Last week, renowned German football club Bayern Munich announced a five-year football development and tourism promotion partnership with Rwanda. The partnership will see the club work specifically with Rwanda’s Ministry of Sports and Tourism to set up a football academy to strengthen the development of football.
In addition, the club will display Visit Rwanda branding on match day LED boards at the club’s 75,000-seater Allianz Arena as well as on the sleeves of the team’s jersey and different activities will be organised to promote tourism and investment opportunities in Rwanda. The new platinum partnership is aligned with the club’s long-term goals including helping Rwanda grow in sports by setting up projects for youth football.
There is no gainsaying that Rwanda’s unique landscapes have earned it the name ‘the Land of a Thousand Hills’ and over the past two decades, the country has experienced political and social stability supported by strong economic growth.
By partnering with FC Bayern Munich, which is the largest sports club in the world and one of the most successful in Europe, this easily puts Rwanda a cut above the rest in the continent.

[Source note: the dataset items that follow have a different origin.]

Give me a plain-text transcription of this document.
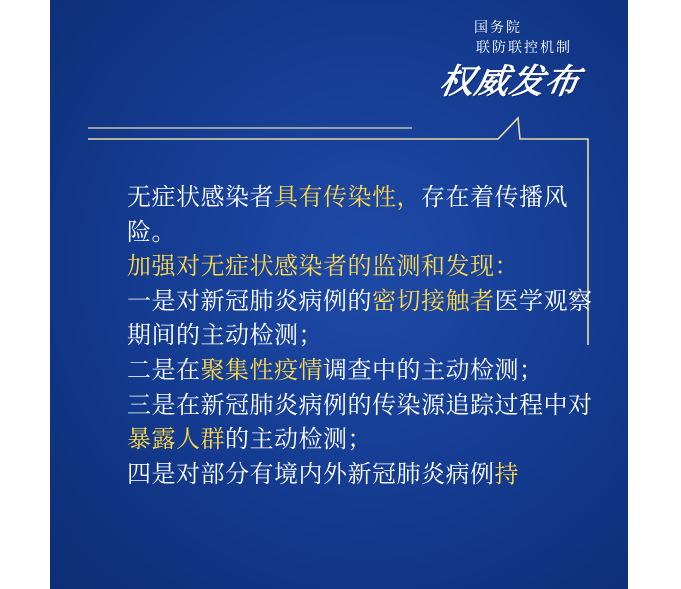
国务院
联防联控机制
权威发布

无症状感染者具有传染性，存在着传播风险。

加强对无症状感染者的监测和发现：

一是对新冠肺炎病例的密切接触者医学观察期间的主动检测；

二是在聚集性疫情调查中的主动检测；

三是在新冠肺炎病例的传染源追踪过程中对暴露人群的主动检测；

四是对部分有境内外新冠肺炎病例持
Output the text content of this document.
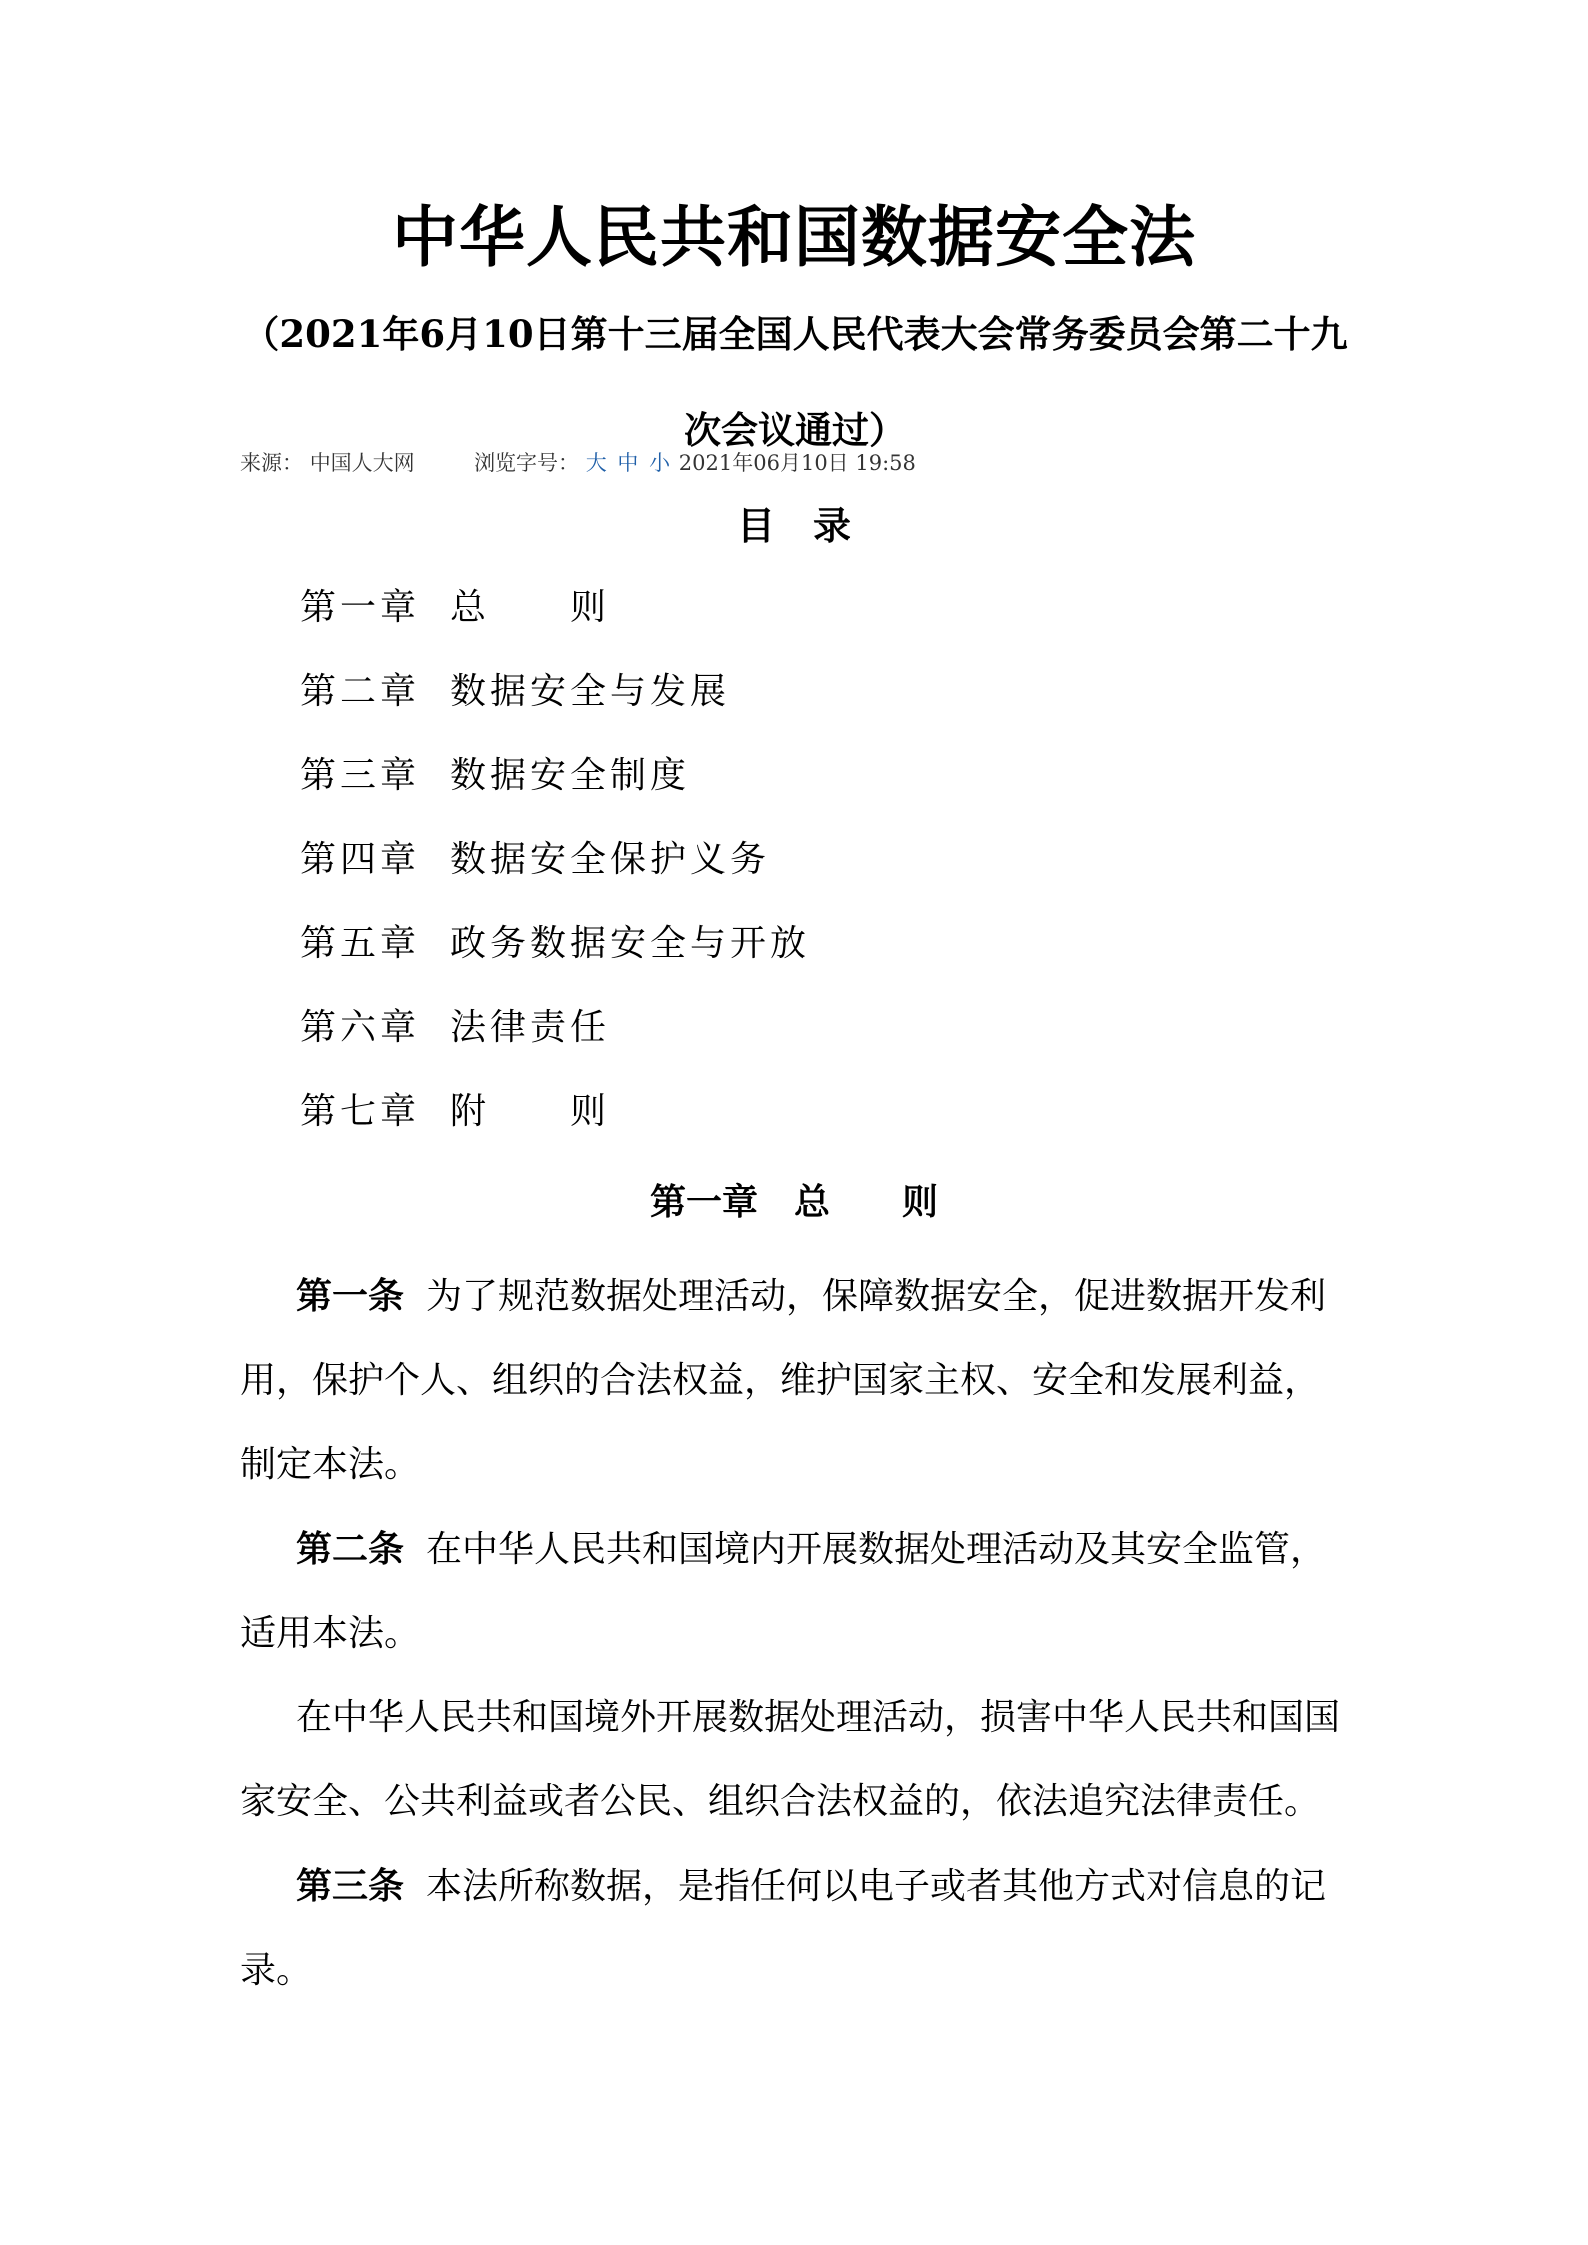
中华人民共和国数据安全法
（2021年6月10日第十三届全国人民代表大会常务委员会第二十九次会议通过）
来源： 中国人大网	浏览字号： 大 中 小 2021年06月10日 19:58
目　录
第一章 总　　则
第二章 数据安全与发展
第三章 数据安全制度
第四章 数据安全保护义务
第五章 政务数据安全与开放
第六章 法律责任
第七章 附　　则
第一章　总　　则

第一条 为了规范数据处理活动，保障数据安全，促进数据开发利用，保护个人、组织的合法权益，维护国家主权、安全和发展利益，制定本法。

第二条 在中华人民共和国境内开展数据处理活动及其安全监管，适用本法。

在中华人民共和国境外开展数据处理活动，损害中华人民共和国国家安全、公共利益或者公民、组织合法权益的，依法追究法律责任。

第三条 本法所称数据，是指任何以电子或者其他方式对信息的记录。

Adding onto the fact that Rwanda Tourism has a running contract with Arsenal Football Club should be the reason why a country such as Kenya, which has comparatively many tourist attraction sites, should be a subject of debate for missing such an opportunity.
Unlike Rwanda which only boasts of Gorilla sanctuaries at Virunga Mountains and which attract a sizeable number of foreigners, Kenya takes pride in having the Maasai Mara Game Reserve and many other attraction sites.
This thus begets the question as to why our own Ministries of Sports and Tourism were beaten by its Rwanda counterparts to lure big football names to improve the sports tourism landscape.
In essence, Kenya is only famous for the Magical Kenya Open, a four-day golf tournament that features top local and world professionals. Kenya should also emulate the move and activate aggressive marketing through sports both locally and beyond the borders to advertise what the country boasts of as the cradle of mankind and it will certainly impact the economy.